Judge Fisher began by noting that “[o]ur court rules do not provide for testimony by way of contemporaneous video transmission, but they don’t prevent it either.” He cited several contexts in which videotaped, or even telephonic, testimony is permitted.

The Family Part had relied on Aqua Marine Products, Inc. v. Pathe Computer Control Systems Corp., 229 N.J. Super. 264 (App. Div. 1988). That case involved testimony by telephone, which (unlike what plaintiff proposed here) involved “the presentation of remote testimony heard but not seen.” There, the Appellate Division developed a two-part test that allowed telephonic testimony only in “special situations in which there is either exigency or consent and in which the witness’ identity and credentials are known quantities ”

In State v. Santos, 210 N.J. 129 (2012), the Supreme Court, in dicta, noted that the Court Rules neither “expressly require” live, in-person testimony nor “directly prohibit remote testimony by telephone.” Santos suggested that the Aqua Marine two-part test involving exigency and certainty of the identity of the witness needed to be satisfied. Thus, today’s decision proceeded on the assumption that the two-part test would govern in this somewhat different context as well.

Judge Fisher noted that, in the 30 years since Aqua Marine, we entered the age of such things as Skype and FaceTime. Such “extraordinary advancements in technology” and the “dramatically different circumstances” that led to the request here called for the allowance of contemporaneous video testimony. Federal Rule of Civil Procedure 43(a), which was amended in 1996 to allow trial testimony via contemporaneous video transmission “for good cause in compelling circumstances and with appropriate safeguards,” supported that result as well, Judge Fisher said.

The court then proceeded to discuss a list of factors that should be considered in deciding whether to grant an application to testify at trial in this fashion. Indeed, roughly half the opinion was dedicated to that subject, giving trial courts ample guidance.

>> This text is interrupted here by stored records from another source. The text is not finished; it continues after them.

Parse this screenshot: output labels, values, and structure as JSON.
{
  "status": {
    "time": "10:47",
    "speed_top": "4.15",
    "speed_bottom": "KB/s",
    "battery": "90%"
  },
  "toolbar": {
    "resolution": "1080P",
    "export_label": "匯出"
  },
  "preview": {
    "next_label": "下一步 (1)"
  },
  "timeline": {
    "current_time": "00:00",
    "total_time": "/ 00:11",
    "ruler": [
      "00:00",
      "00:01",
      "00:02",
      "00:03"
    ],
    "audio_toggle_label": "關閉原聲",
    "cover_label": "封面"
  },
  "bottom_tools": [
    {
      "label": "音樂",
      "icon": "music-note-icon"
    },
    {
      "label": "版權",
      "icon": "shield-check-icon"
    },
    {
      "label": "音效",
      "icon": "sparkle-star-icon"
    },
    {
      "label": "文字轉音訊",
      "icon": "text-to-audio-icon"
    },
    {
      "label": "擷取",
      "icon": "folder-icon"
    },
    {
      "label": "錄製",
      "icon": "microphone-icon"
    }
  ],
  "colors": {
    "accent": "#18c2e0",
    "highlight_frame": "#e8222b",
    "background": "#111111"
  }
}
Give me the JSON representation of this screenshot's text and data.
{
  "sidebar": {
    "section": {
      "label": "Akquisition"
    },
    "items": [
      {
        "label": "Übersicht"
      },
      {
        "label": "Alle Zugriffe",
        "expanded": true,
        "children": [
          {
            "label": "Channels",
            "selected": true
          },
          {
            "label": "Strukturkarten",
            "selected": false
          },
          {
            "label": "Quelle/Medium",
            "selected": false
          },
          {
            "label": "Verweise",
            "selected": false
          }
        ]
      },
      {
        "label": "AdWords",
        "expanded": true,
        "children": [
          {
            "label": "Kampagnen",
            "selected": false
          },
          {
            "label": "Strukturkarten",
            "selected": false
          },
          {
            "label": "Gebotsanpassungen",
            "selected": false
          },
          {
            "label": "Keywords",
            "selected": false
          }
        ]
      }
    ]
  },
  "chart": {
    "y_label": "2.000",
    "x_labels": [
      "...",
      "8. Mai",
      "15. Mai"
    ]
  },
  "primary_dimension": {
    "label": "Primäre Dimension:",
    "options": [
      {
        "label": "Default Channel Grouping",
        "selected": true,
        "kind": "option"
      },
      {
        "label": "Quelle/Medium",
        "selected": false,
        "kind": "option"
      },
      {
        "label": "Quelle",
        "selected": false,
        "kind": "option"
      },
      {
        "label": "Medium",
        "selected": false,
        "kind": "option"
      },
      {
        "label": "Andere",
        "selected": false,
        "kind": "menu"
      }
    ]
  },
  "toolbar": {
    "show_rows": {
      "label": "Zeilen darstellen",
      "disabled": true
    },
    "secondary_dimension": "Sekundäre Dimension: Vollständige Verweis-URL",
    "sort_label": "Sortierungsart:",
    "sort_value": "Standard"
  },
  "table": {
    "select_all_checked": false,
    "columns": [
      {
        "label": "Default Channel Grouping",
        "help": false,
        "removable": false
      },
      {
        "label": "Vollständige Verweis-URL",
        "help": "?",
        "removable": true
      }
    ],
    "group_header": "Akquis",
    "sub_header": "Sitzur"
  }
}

The Appellate Division did not decide that plaintiff was entitled to testify remotely here, but remanded the matter to the Family Part for further briefing by the parties and consideration by that court.

In a footnote, Judge Fisher observed that “[t]he notion that a judge as factfinder has a critical need to view the witness face to face, or observe the witness’ body language in person, in order to make findings about the witness’ credibility and demeanor may be greatly exaggerated. Many bench trials are conducted by placing the witness in a box below and to the immediate left or right of the judge, who is left to consider the witness’ demeanor while looking at the side of the witness’ face.” Video testimony with the witness facing a camera full on may actually afford a better chance to assess credibility than is normally the case in a bench trial, Judge Fisher said.

Gilbert and Sullivan fans (I am among them) will appreciate Judge Fisher’s references, in the very first paragraph of his opinion, to The Pirates of Penzance. There, he observed that, in most respects, the Court Rules are “the very model of a modern” set of civil guidelines. But because the Rules did not answer the question presented here, the Appellate Division “feeling ‘plucky and adventury,'” like the model Major-General in that light opera, went ahead and answered the question as best it could.